Listening Activism on AlexanderPlatz

Last August (2020) I took part to Listening Activism in Alexander Platz in Berlin, lead by Jolika Sudermann-van den Berg and supported by the WMAIPS (Women* Making Art in Public Spaces) platform.

I have always been incredibly interested in exploring what activism could be like through public interventions and performance. Jolika invited a group of women* to stand still between 30 to 45 minutes with eyes close in the iconic Alex Platz. Before I share about my experience, here are Jolika’s words beautifully describing the interventions and its intentions:

“The idea: A large group of women* standing still for a long time with their eyes closed, listening to the sounds of Alexanderplatz, exposing themselves to the eyes of the public. This is a picture I've had in my mind for a long time. Especially in catastrophic times like these where we all carry strong feelings of fear and helplessness with us, I believe that cultivating an attitude of listening is the base for all positive change in the world. When we start listening to ourselves and our surrounding instead of constantly reacting or escaping, we create a space in which solidarity and hope can grow. By placing a large group of listeners into a metropolitan square like Alexanderplatz, which is strongly connoted with consumerism and anonymity, we might be able to transform it into a space where people stop for a moment and listen. And, maybe, get a sense of the great strength and connecting quality that lies in human vulnerability.

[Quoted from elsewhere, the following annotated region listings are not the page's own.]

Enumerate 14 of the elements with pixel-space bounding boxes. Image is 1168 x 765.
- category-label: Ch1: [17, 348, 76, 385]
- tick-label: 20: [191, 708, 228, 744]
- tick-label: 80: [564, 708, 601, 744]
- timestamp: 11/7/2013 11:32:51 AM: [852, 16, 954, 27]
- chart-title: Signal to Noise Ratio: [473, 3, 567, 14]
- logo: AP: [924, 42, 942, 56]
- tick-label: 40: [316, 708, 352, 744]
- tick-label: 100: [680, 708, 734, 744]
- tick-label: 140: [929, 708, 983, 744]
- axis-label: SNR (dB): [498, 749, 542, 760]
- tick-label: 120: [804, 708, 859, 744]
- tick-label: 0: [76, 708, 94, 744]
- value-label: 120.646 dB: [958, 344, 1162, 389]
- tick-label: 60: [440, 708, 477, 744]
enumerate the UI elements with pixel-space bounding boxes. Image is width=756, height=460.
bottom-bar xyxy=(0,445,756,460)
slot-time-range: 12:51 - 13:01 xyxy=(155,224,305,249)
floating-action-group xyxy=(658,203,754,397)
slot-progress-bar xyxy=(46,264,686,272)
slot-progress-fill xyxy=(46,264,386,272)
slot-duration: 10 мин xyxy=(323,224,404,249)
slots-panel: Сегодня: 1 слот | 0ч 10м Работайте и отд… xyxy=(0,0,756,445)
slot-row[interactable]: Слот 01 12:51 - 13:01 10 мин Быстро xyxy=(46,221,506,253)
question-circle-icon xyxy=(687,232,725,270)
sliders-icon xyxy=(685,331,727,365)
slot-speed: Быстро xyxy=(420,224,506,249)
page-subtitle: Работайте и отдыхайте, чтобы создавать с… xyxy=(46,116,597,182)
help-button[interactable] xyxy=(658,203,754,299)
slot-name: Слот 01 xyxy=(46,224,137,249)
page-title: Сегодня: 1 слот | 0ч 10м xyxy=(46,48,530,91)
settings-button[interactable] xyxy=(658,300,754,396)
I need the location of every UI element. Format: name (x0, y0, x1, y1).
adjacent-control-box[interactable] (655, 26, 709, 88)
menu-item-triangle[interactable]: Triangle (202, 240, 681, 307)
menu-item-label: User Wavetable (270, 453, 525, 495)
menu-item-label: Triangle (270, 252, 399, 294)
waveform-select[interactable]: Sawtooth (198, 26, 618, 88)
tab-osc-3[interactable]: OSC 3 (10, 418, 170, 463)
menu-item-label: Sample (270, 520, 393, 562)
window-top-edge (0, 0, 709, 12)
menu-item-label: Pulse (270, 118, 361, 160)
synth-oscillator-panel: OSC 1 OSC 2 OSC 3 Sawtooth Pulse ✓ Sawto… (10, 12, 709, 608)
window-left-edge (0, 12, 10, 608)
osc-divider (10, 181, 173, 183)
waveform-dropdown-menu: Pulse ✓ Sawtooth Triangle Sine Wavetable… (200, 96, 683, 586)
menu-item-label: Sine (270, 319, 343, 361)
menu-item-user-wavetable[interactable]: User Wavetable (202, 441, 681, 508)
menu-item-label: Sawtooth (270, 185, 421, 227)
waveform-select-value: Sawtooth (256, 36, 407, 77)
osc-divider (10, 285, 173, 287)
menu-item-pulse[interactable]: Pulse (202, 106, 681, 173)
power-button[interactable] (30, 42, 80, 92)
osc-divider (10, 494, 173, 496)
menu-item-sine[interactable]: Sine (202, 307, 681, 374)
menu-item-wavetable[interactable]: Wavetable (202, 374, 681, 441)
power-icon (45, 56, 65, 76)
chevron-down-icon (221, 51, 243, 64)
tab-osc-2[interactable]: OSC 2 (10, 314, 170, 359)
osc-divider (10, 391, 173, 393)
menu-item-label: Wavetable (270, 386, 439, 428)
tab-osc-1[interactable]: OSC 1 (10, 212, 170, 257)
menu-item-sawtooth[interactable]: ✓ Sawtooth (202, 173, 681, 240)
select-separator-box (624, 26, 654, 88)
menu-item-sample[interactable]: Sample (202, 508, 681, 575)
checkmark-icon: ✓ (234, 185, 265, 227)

Women* have always been the main care workers in society, and therefore have access to an enormous experience and knowledge about care work in all its facets. By choosing for a female* group of listeners in this installation, we acknowledge this and show that we are willing to share this knowledge with others. Beyond that, in a time where violence against women* has significantly increased, we create a strong image of female* solidarity.”

This experience was personally a journey from vulnerability to empowerment.
A great opportunity to uncover some inner beliefs that associate activism to BIG! HARD! and LOUD!
So, I stood there in complete silence, listening. Orienting my ears towards the recognisable sounds revealed to be disorienting. The unease that big crowds often creates in me emerged. Normally in such situations I shrink my body, I retrieve within so to better wiz through as fast as I can as a way to minimize the damage. But in this case I had to be still and for 45 minutes. Despite knowing that we were looked after, I initially felt deeply vulnerable. I was scared to be punched, pushed, yell at, spat at. I was not sure if to be grateful for not understanding many of the words that I could sometimes perceive.

The tiredness started to kick in and so many little adjustments throughout my body needed to be made. A gentle weight shift to the right foot first and then to the left, relaxing the left shoulder, slightly shift the chin back, ignoring the contagious itchiness… and on and on… negotiating the physical and the sensorial realm.
The next layer arrives, the next wall to be faced and after considering to sit down for a few minutes, I decide to commit until the end, which was going to be Jolika’s hand brushing my shoulder, and end we hadn’t really rehearsed, and so, something to look out for.
The commitment opens the door to another realm, a realm of strength and timelessness, where one just is and is just there. There is no forcing, no reasons, no effort…. I am just there and suddenly my aura expands, my skin thickens. I am not scared anymore. I feel the walls of the buildings around me, I feel the air shifted by the moving people, I feel strong, safe, deeply connected to the musicality of sounds that are around me which by now are quite predictable but I also start to imagine, to visualise as for a desire to my inner works to meet the outer in a gentle respect for each other.

And as Jolika’s hand arrives, the journey back out or to the familiar state is a long one…. all the others seems to be keen to share and are able to be so verbally precise…. I am still deep. It takes me a while to emerge, a walk to the original gathering place and a last debrief circle are so welcomed.

Nowadays, every time I walk by Alexander Platz, I make a special effort to revisit the spot where we were standing; the presence of such experience still feels so strong! I wonder if anyone that saw us still remember it.

Yes of course they do. We were there, they were there… in one way or the other … they do.

I am profoundly touched and grateful for such witnessing.